Amazon has released the first trailer for its upcoming Fallout TV series.
Starring Ella Purnell, Walton Goggins and Aaron Moten, the show is being produced by Kilter Films, the production company behind HBO’s Westworld.
Officially titled Fallout, it will launch on Prime Video on April 12, 2024.
The debut episode will be directed by Westworld co-creator and executive producer Jonathan Nolan, while Captain Marvel and Tomb Raider 2018 film co-writer Geneva Robertson-Dworet, and Silicon Valley co-executive producer Graham Wagner, have also been appointed as showrunners.
“Based on one of the greatest video game series of all time, Fallout is the story of haves and have-nots in a world in which there’s almost nothing left to have,” reads the description accompanying the trailer, which is viewable above.
“200 years after the apocalypse, the gentle denizens of luxury fallout shelters are forced to return to the irradiated hellscape their ancestors left behind — and are shocked to discover an incredibly complex, gleefully weird and highly violent universe waiting for them.”
Fallout debuted in 1997 and the most recent game in the series was 2018’s online multiplayer title Fallout 76. Season 15 of the game, The Big Score, launches this week.
The last mainline series entry, 2015’s Fallout 4, is also its best-selling one, having shipped 12 million copies worldwide for launch day alone, according to its publisher.
Bethesda said last year that Fallout 4 would be getting a free current-gen upgrade in 2023. The update, which will be coming to Xbox Series X/S, PS5 and PC, will include a number of new features for improved performance.

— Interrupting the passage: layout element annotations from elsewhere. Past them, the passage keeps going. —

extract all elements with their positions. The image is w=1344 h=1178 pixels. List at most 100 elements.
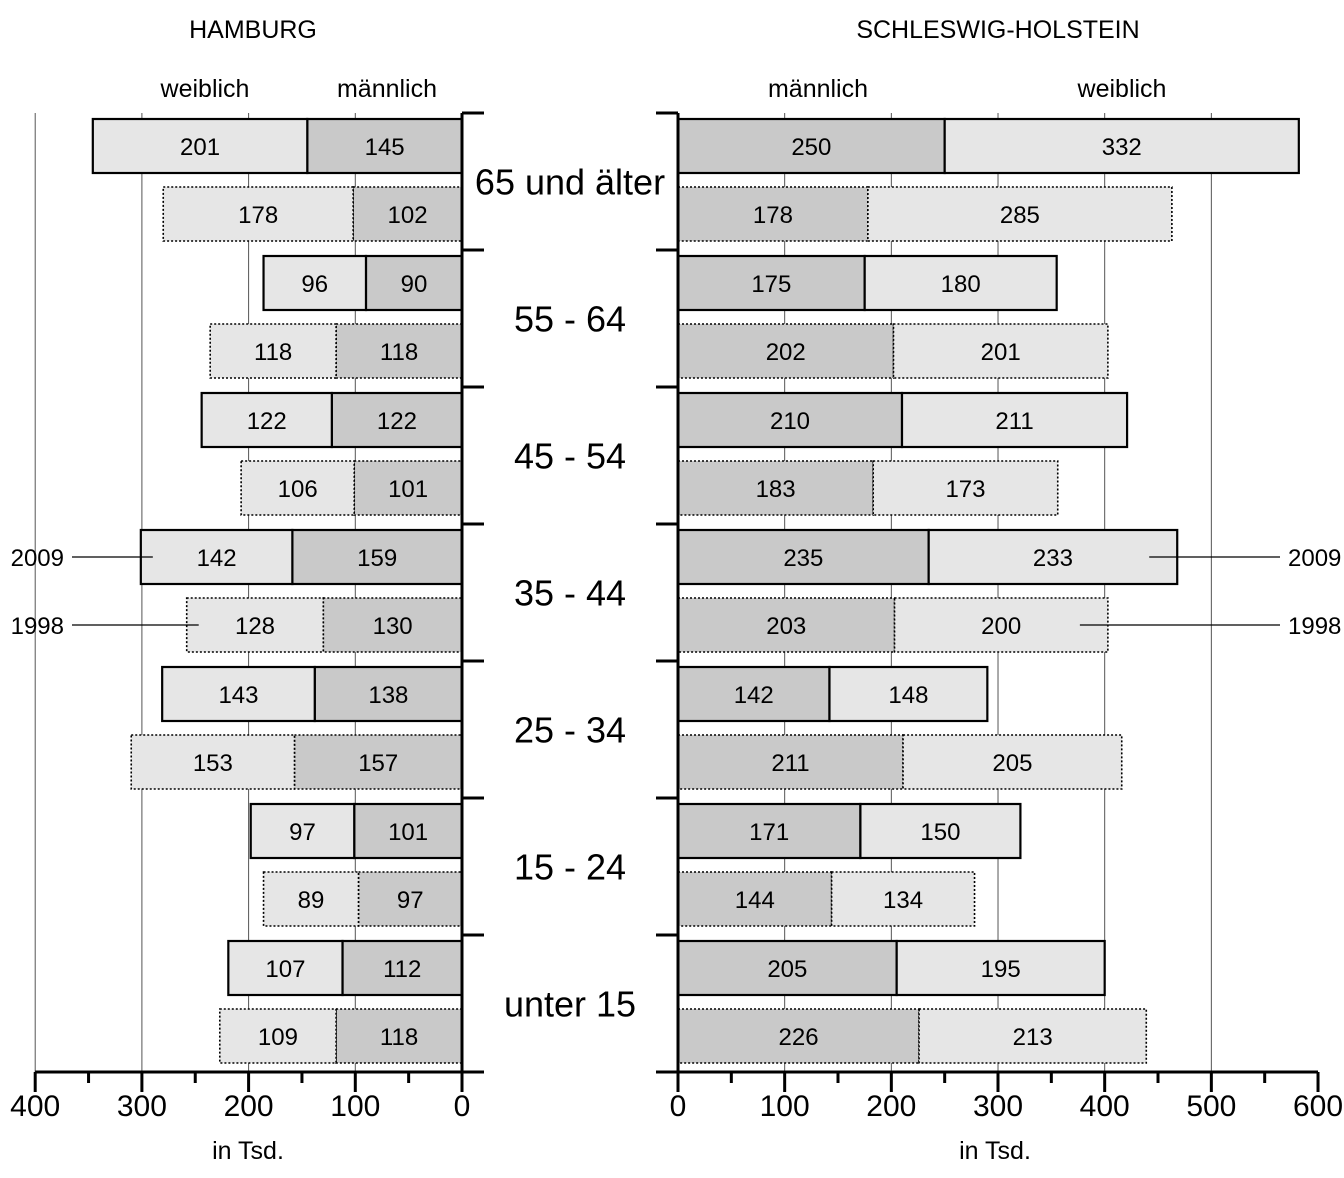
schleswig-holstein-value-label-maennlich: 144 bbox=[735, 887, 775, 914]
schleswig-holstein-value-label-maennlich: 211 bbox=[771, 750, 809, 777]
hamburg-bar-maennlich-1998 bbox=[322, 597, 463, 653]
hamburg-value-label-maennlich: 157 bbox=[358, 750, 398, 777]
age-group-label: 15 - 24 bbox=[514, 847, 626, 888]
schleswig-holstein-year-label: 2009 bbox=[1288, 545, 1341, 572]
age-group-label: 55 - 64 bbox=[514, 299, 626, 340]
hamburg-bar-weiblich-2009 bbox=[262, 254, 368, 312]
hamburg-bar-weiblich-2009 bbox=[91, 117, 309, 175]
hamburg-value-label-maennlich: 122 bbox=[377, 408, 417, 435]
schleswig-holstein-value-label-weiblich: 213 bbox=[1013, 1024, 1053, 1051]
schleswig-holstein-value-label-weiblich: 200 bbox=[981, 613, 1021, 640]
hamburg-x-tick-label: 100 bbox=[330, 1090, 380, 1123]
schleswig-holstein-value-label-weiblich: 180 bbox=[941, 271, 981, 298]
schleswig-holstein-bar-maennlich-2009 bbox=[676, 528, 930, 586]
hamburg-year-label: 2009 bbox=[11, 545, 64, 572]
schleswig-holstein-x-tick-label: 200 bbox=[866, 1090, 916, 1123]
hamburg-value-label-weiblich: 122 bbox=[247, 408, 287, 435]
hamburg-value-label-weiblich: 96 bbox=[301, 271, 328, 298]
age-group-label: unter 15 bbox=[504, 984, 636, 1025]
schleswig-holstein-bar-weiblich-1998 bbox=[830, 871, 976, 927]
schleswig-holstein-value-label-maennlich: 210 bbox=[770, 408, 810, 435]
hamburg-bar-maennlich-2009 bbox=[330, 391, 464, 449]
schleswig-holstein-bar-weiblich-2009 bbox=[859, 802, 1022, 860]
hamburg-bar-maennlich-2009 bbox=[353, 802, 464, 860]
schleswig-holstein-value-label-maennlich: 183 bbox=[756, 476, 796, 503]
schleswig-holstein-year-label: 1998 bbox=[1288, 613, 1341, 640]
schleswig-holstein-x-tick-label: 100 bbox=[760, 1090, 810, 1123]
schleswig-holstein-value-label-maennlich: 235 bbox=[783, 545, 823, 572]
label-layer: HAMBURG weiblich männlich 400 300 200 100 0 in T… bbox=[10, 16, 1343, 1165]
hamburg-bar-weiblich-1998 bbox=[240, 460, 356, 516]
schleswig-holstein-bar-weiblich-1998 bbox=[918, 1008, 1148, 1064]
hamburg-bar-maennlich-1998 bbox=[357, 871, 463, 927]
hamburg-bar-maennlich-1998 bbox=[352, 186, 463, 242]
hamburg-value-label-weiblich: 109 bbox=[258, 1024, 298, 1051]
schleswig-holstein-value-label-weiblich: 148 bbox=[888, 682, 928, 709]
schleswig-holstein-value-label-maennlich: 203 bbox=[766, 613, 806, 640]
hamburg-label-weiblich: weiblich bbox=[160, 75, 250, 103]
hamburg-bar-maennlich-1998 bbox=[353, 460, 463, 516]
schleswig-holstein-value-label-weiblich: 201 bbox=[981, 339, 1021, 366]
schleswig-holstein-bar-weiblich-2009 bbox=[900, 391, 1129, 449]
schleswig-holstein-bar-maennlich-1998 bbox=[677, 734, 904, 790]
hamburg-bar-weiblich-1998 bbox=[185, 597, 325, 653]
schleswig-holstein-value-label-weiblich: 211 bbox=[995, 408, 1033, 435]
hamburg-bar-maennlich-2009 bbox=[364, 254, 464, 312]
hamburg-value-label-weiblich: 107 bbox=[265, 956, 305, 983]
schleswig-holstein-label-maennlich: männlich bbox=[768, 75, 868, 103]
age-group-label: 35 - 44 bbox=[514, 573, 626, 614]
schleswig-holstein-bar-maennlich-2009 bbox=[676, 802, 862, 860]
age-group-label: 25 - 34 bbox=[514, 710, 626, 751]
hamburg-value-label-maennlich: 101 bbox=[388, 476, 428, 503]
hamburg-value-label-maennlich: 112 bbox=[383, 956, 421, 983]
hamburg-bar-weiblich-1998 bbox=[218, 1008, 337, 1064]
hamburg-value-label-maennlich: 138 bbox=[368, 682, 408, 709]
schleswig-holstein-label-weiblich: weiblich bbox=[1077, 75, 1167, 103]
schleswig-holstein-bar-weiblich-1998 bbox=[867, 186, 1173, 242]
schleswig-holstein-value-label-maennlich: 178 bbox=[753, 202, 793, 229]
hamburg-value-label-maennlich: 118 bbox=[380, 1024, 418, 1051]
schleswig-holstein-bar-weiblich-1998 bbox=[892, 323, 1109, 379]
schleswig-holstein-value-label-weiblich: 134 bbox=[883, 887, 923, 914]
hamburg-title: HAMBURG bbox=[189, 16, 317, 44]
age-group-label: 45 - 54 bbox=[514, 436, 626, 477]
hamburg-x-tick-label: 400 bbox=[10, 1090, 60, 1123]
hamburg-value-label-maennlich: 159 bbox=[357, 545, 397, 572]
schleswig-holstein-x-tick-label: 400 bbox=[1080, 1090, 1130, 1123]
schleswig-holstein-value-label-weiblich: 332 bbox=[1102, 134, 1142, 161]
hamburg-label-maennlich: männlich bbox=[337, 75, 437, 103]
schleswig-holstein-value-label-maennlich: 205 bbox=[767, 956, 807, 983]
schleswig-holstein-bar-weiblich-2009 bbox=[927, 528, 1179, 586]
schleswig-holstein-bar-maennlich-1998 bbox=[677, 323, 895, 379]
hamburg-value-label-weiblich: 89 bbox=[298, 887, 325, 914]
hamburg-value-label-maennlich: 130 bbox=[373, 613, 413, 640]
hamburg-value-label-maennlich: 101 bbox=[388, 819, 428, 846]
hamburg-value-label-weiblich: 201 bbox=[180, 134, 220, 161]
hamburg-bar-weiblich-1998 bbox=[262, 871, 360, 927]
schleswig-holstein-x-tick-label: 500 bbox=[1186, 1090, 1236, 1123]
hamburg-x-tick-label: 0 bbox=[454, 1090, 471, 1123]
schleswig-holstein-bar-maennlich-2009 bbox=[676, 939, 898, 997]
schleswig-holstein-bar-weiblich-1998 bbox=[902, 734, 1123, 790]
schleswig-holstein-x-tick-label: 600 bbox=[1293, 1090, 1343, 1123]
schleswig-holstein-bar-weiblich-2009 bbox=[828, 665, 989, 723]
hamburg-value-label-maennlich: 97 bbox=[397, 887, 424, 914]
schleswig-holstein-x-axis-label: in Tsd. bbox=[959, 1137, 1031, 1165]
schleswig-holstein-x-tick-label: 300 bbox=[973, 1090, 1023, 1123]
schleswig-holstein-bar-maennlich-1998 bbox=[677, 460, 875, 516]
hamburg-year-label: 1998 bbox=[11, 613, 64, 640]
hamburg-value-label-weiblich: 142 bbox=[197, 545, 237, 572]
schleswig-holstein-bar-maennlich-1998 bbox=[677, 1008, 920, 1064]
schleswig-holstein-bar-maennlich-1998 bbox=[677, 597, 896, 653]
schleswig-holstein-value-label-maennlich: 142 bbox=[734, 682, 774, 709]
schleswig-holstein-value-label-maennlich: 171 bbox=[749, 819, 789, 846]
bar-layer bbox=[91, 117, 1300, 1064]
hamburg-value-label-weiblich: 178 bbox=[238, 202, 278, 229]
hamburg-value-label-weiblich: 128 bbox=[235, 613, 275, 640]
schleswig-holstein-bar-weiblich-2009 bbox=[895, 939, 1106, 997]
hamburg-x-axis-label: in Tsd. bbox=[212, 1137, 284, 1165]
schleswig-holstein-value-label-maennlich: 250 bbox=[791, 134, 831, 161]
hamburg-bar-maennlich-2009 bbox=[313, 665, 464, 723]
hamburg-bar-weiblich-2009 bbox=[200, 391, 333, 449]
schleswig-holstein-value-label-maennlich: 202 bbox=[766, 339, 806, 366]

Asked about its progress in August, Bethesda’s now retired head of publishing Pete Hines said the company had its hands full with Starfield, which would be released in September following a couple of delays.
“Dunno if you heard but we are shipping a new game in 3 weeks. Bit of a priority. When we have an update, we will share it,” he wrote.
Bethesda’s Todd Howard reiterated last year that Fallout 5 was behind Starfield and Elder Scrolls 6 in the developer’s production queue.